Собрав братьев обратно в тележку, Семен опять их катал по земле, рассказывая им, какие на свете бывают дожди и молнии, какие башни стоят в городе, где живут богатые, — он уже много прожил и все видел; у него есть дом из железа на краю леса, он ходит туда ночью, чтобы жить там одному по-страшному, потому что он работает царем у волков. Братья слушали его со страхом и верой; младший, Петька, понимал мало, но все равно боялся. Сам Семен тоже слушал свои рассказы с интересом, и хотя у него не было по правде железного дома и он не служил по ночам царем у волков, но он был счастлив от своего воображения на самом деле. Открыв рты, забывая моргать глазами, братья глядели на Семена, как на высшего, ужасного человека; у них не было ничего, что нужно рассказывать, они и говорить умели лишь немного слов, поэтому, слушая, дети не помнили самих себя.

Но Семену вдруг становилось жалко двух своих братьев; в них не хватало даже ума, чтобы воображать себя хорошими, и они еще не успели научиться любить одну свою жизнь. Дети смотрели на старшего брата доверчиво и победному, их глаза не выражали сладкой радости и выдуманной мысли или гордости, — для них было неважно, где происходит счастье — внутри их или снаружи, в другом человеке, лишь бы это было и они могли знать, чтобы не сомневаться.

— Я царем не работаю, я нарочно, — грустно говорил Семен. — Я бы тогда деньги или говядину домой приносил, а то у нас нужда в доме, всего мало…

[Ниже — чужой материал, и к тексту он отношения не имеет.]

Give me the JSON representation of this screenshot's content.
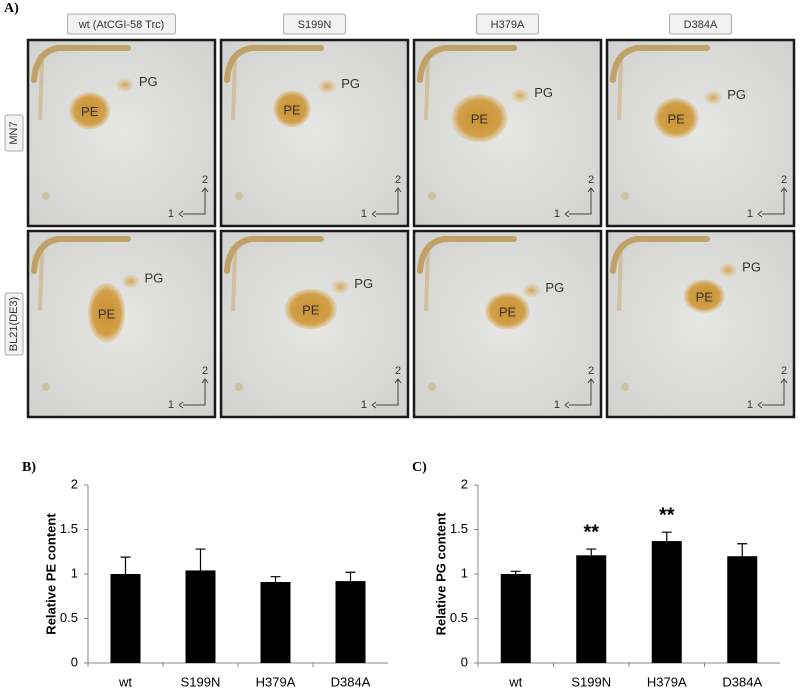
{
  "panel_a": {
    "label": "A)",
    "columns": [
      "wt (AtCGI-58 Trc)",
      "S199N",
      "H379A",
      "D384A"
    ],
    "rows": [
      "MN7",
      "BL21(DE3)"
    ],
    "spot_labels": [
      "PE",
      "PG"
    ],
    "direction_labels": [
      "1",
      "2"
    ]
  },
  "chart_data": [
    {
      "type": "bar",
      "panel_label": "B)",
      "ylabel": "Relative PE content",
      "categories": [
        "wt",
        "S199N",
        "H379A",
        "D384A"
      ],
      "values": [
        1.0,
        1.04,
        0.91,
        0.92
      ],
      "errors": [
        0.19,
        0.24,
        0.06,
        0.1
      ],
      "color": "#000000",
      "ylim": [
        0,
        2
      ],
      "yticks": [
        0,
        0.5,
        1,
        1.5,
        2
      ]
    },
    {
      "type": "bar",
      "panel_label": "C)",
      "ylabel": "Relative PG content",
      "categories": [
        "wt",
        "S199N",
        "H379A",
        "D384A"
      ],
      "values": [
        1.0,
        1.21,
        1.37,
        1.2
      ],
      "errors": [
        0.03,
        0.07,
        0.1,
        0.14
      ],
      "significance": [
        null,
        "**",
        "**",
        null
      ],
      "color": "#000000",
      "ylim": [
        0,
        2
      ],
      "yticks": [
        0,
        0.5,
        1,
        1.5,
        2
      ]
    }
  ]
}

— А ты воруй говядину и матери давай, — советовал второй после Семена, пятилетний Захар. — У мамы голова болит от горя, она мне говорила, — вспоминал Захар; он уже умел собирать щепки для растопки самовара и следил во время обеда, чтобы мать не обделила его куском — отцу надо побольше, чем ему, Семену чуть-чуть только побольше, а Петьке меньше всех, он еще не вырос и может объесться.

Однажды мать до обеда закричала Семену в окно, чтобы он шел скорее домой. У нее начались родовые муки, и она велела Семену сходить к Капишке — бабке-повитухе, чтоб она пришла. Семен враз привел старуху за руку, он ее знал и раньше. У Капишки был один только верхний зуб, этим зубом она прихватывала нижнюю губу, а то губа свешивалась вниз, и тогда открывалась темная пропасть пустого рта. На ночь, на сон грядущий, Капишка подвязывала нижнюю челюсть тесемкой к темени, иначе рот ее разваливался во сне и туда набирались мухи, ища себе теплое место. Лицо Капишки давно уже стало походить на мужика, оно позеленело от старости и, должно быть, от злобы, а на верхней губе ее росли седые усики. Старуха была такая худая, что Семен слышал, когда вел ее за руку домой, как в ней что-то шуршало и поскрипывало, наверно, ее жилы терлись о кости.